Published in O Globo, authored by Gregory Michener & Irene Niskier.
While President Jair Bolsonaro spoke in Davos, his Vice President, Hamilton Mourão, and Chief of Staff, Onyx Lorenzoni, perpetrated a small change in Brazil’s freedom of information (FOI) law that will amount to big negative effects for transparency, the federal public administration, and the current administration. To recap, a secrecy decree (9690/2019) increased the number of authorities who can classify information as reserved, secret, and ultra-secret. The measure represents an affront to Brazil on three levels – it is illegal, it is illegitimate, and it defies the logic that sustains its approval. The only dignified option is its immediate abrogation, either by the Supreme Court or the President.
Legal It is Not
The first problem with the decree is its legality. Legal it is not, a charge substantiated by a request made by the Public Prosecutor’s Agency on the Defense of Citizen’s Rights that it be brought before the Supreme Court. It is illegal on two counts. It not only contradicts the principles of publicity and accountability affirmed by the constitution (article 5, among others), but it also flouts Article 27 of the FOI law (12.527), a provision that explicitly indicates which officials are authorized to classify information. Decrees cannot modify the content of laws; they can only regulate them.

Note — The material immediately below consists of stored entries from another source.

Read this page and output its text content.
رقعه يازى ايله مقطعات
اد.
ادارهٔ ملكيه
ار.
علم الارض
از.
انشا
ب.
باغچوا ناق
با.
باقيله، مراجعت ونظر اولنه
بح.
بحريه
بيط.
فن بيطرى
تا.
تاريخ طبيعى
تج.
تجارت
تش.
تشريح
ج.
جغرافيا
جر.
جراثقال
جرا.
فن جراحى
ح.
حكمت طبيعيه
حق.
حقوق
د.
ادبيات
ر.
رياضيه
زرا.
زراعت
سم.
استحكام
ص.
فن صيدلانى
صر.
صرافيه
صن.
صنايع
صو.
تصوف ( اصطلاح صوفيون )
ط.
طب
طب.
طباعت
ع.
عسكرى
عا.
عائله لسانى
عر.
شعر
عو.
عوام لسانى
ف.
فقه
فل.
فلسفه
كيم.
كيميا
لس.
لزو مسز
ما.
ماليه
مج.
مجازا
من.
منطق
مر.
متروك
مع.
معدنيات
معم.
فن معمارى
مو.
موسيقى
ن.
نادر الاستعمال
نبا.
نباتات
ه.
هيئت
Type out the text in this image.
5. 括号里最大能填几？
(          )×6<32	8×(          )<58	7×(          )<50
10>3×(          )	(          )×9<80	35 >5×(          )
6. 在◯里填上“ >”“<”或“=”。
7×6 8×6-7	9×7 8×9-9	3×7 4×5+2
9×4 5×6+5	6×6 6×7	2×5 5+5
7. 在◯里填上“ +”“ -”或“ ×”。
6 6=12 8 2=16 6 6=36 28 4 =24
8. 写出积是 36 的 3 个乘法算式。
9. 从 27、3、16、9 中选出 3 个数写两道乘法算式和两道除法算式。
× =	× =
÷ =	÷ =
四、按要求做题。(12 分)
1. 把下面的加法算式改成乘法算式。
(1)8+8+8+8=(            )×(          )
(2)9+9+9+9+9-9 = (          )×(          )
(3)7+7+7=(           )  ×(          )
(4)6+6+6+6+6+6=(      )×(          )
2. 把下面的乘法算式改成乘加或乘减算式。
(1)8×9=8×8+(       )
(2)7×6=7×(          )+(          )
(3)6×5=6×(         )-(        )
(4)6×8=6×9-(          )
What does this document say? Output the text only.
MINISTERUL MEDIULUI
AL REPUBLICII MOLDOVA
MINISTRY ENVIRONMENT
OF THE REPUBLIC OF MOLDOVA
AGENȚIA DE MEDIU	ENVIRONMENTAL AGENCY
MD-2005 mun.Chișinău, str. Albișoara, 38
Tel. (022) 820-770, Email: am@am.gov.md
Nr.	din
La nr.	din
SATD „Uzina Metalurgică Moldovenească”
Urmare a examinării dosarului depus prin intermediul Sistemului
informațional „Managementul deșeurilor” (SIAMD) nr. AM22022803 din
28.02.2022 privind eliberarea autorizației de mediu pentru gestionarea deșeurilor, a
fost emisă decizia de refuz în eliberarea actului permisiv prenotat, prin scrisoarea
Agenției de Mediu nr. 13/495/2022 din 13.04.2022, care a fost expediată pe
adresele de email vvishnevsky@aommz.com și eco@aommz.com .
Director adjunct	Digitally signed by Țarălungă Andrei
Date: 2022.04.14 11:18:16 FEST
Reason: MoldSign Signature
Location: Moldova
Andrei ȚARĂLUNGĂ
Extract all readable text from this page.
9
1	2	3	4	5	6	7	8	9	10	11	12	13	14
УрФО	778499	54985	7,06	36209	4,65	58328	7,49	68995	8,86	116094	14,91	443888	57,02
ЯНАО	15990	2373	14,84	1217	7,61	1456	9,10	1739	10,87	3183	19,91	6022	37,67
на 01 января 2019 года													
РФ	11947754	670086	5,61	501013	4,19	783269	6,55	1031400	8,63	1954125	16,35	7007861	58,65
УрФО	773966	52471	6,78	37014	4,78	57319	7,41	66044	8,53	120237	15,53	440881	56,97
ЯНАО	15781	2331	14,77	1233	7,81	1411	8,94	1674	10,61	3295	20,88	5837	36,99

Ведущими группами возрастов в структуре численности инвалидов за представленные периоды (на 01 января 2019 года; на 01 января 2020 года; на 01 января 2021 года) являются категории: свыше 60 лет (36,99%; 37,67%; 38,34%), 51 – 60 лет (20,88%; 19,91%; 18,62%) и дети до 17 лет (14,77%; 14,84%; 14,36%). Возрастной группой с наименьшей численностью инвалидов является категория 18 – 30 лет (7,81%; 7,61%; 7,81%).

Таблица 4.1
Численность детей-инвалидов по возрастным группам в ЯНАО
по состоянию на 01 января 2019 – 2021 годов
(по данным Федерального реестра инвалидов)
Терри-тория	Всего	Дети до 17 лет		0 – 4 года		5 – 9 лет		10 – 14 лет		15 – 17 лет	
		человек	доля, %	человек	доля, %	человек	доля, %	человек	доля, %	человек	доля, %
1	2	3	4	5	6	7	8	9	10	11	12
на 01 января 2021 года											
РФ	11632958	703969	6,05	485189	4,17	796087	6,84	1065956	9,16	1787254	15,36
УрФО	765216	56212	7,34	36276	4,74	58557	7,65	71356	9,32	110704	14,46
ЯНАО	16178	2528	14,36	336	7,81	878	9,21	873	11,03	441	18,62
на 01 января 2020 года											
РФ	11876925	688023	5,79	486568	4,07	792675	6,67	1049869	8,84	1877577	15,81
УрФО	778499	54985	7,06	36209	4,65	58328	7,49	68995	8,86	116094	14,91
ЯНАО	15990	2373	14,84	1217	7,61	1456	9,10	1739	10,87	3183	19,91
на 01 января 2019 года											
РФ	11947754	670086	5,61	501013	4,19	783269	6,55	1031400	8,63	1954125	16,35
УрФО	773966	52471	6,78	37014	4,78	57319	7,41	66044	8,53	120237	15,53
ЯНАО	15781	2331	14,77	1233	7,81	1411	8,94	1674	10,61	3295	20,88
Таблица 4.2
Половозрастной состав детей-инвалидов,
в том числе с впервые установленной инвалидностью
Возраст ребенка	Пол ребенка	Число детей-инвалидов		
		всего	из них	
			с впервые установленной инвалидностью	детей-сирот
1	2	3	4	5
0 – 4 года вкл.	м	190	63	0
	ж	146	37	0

The second problem with the decree is its political legitimacy. It is at odds with the LAI’s foremost guiding principles (article 3), including the government’s duty to promote a “culture of transparency”, “the development of citizen control over government”, and to uphold “publicity as the general precept and secrecy as the exception”. Furthermore, it is at odds with the platform upon which President Bolsonaro was elected, one that advances a frontal attack on corruption, crime and fiscal waste and privilege, and one upon which transparency is an absolute precondition. Finally, it is well known that secrecy is the first refuge of incompetence, waste, and corruption. By increasing the number of people who can deem information reserved – including many authorities that are politically appointed – the administration is increasing the possibility of subterfuge and transmitting the wrong signal to Brazilians and its regional and international partners.
Illogical – More Bureaucracy, Not Less
The third problem is that, contrary to the justification proffered by Vice President Hamilton Mourão, the decree will generate more, not less bureaucracy. Increasing the number of authorities who may deem information secret or ultra-secret from several dozen to over a thousand, not to mention the increase in authorities that may categorize information as “reserved”, will have one predictable result – an increase in the volume of classified information. A higher number of classifications, in turn, will generate a greater number of appeals, and appeals generate more not less work for the public administration. An increase in the volume of classified information will also require each agency to go through the laborious process of recording its classifications, as mandated by the LAI and Article 31 of decree 7724. Article 31 requires authorities to provide 10 different pieces of information about classified information, as well as keeping track of timeframes for declassification; and Article 32 requires all secret and ultra-secret information to be sent for verification to the final appeals committee (Comissão Mista). Given the burdens imposed by an increase in appeals and classification processes, the logic sustaining the decree’s necessity simply falls flat.
President Bolsonaro’s best option is to revoke the decree before the STF does so. By doing so, Bolsonaro may redeem the electoral covenant he made with Brazilians, illustrating his government’s commitment to legality and integrity.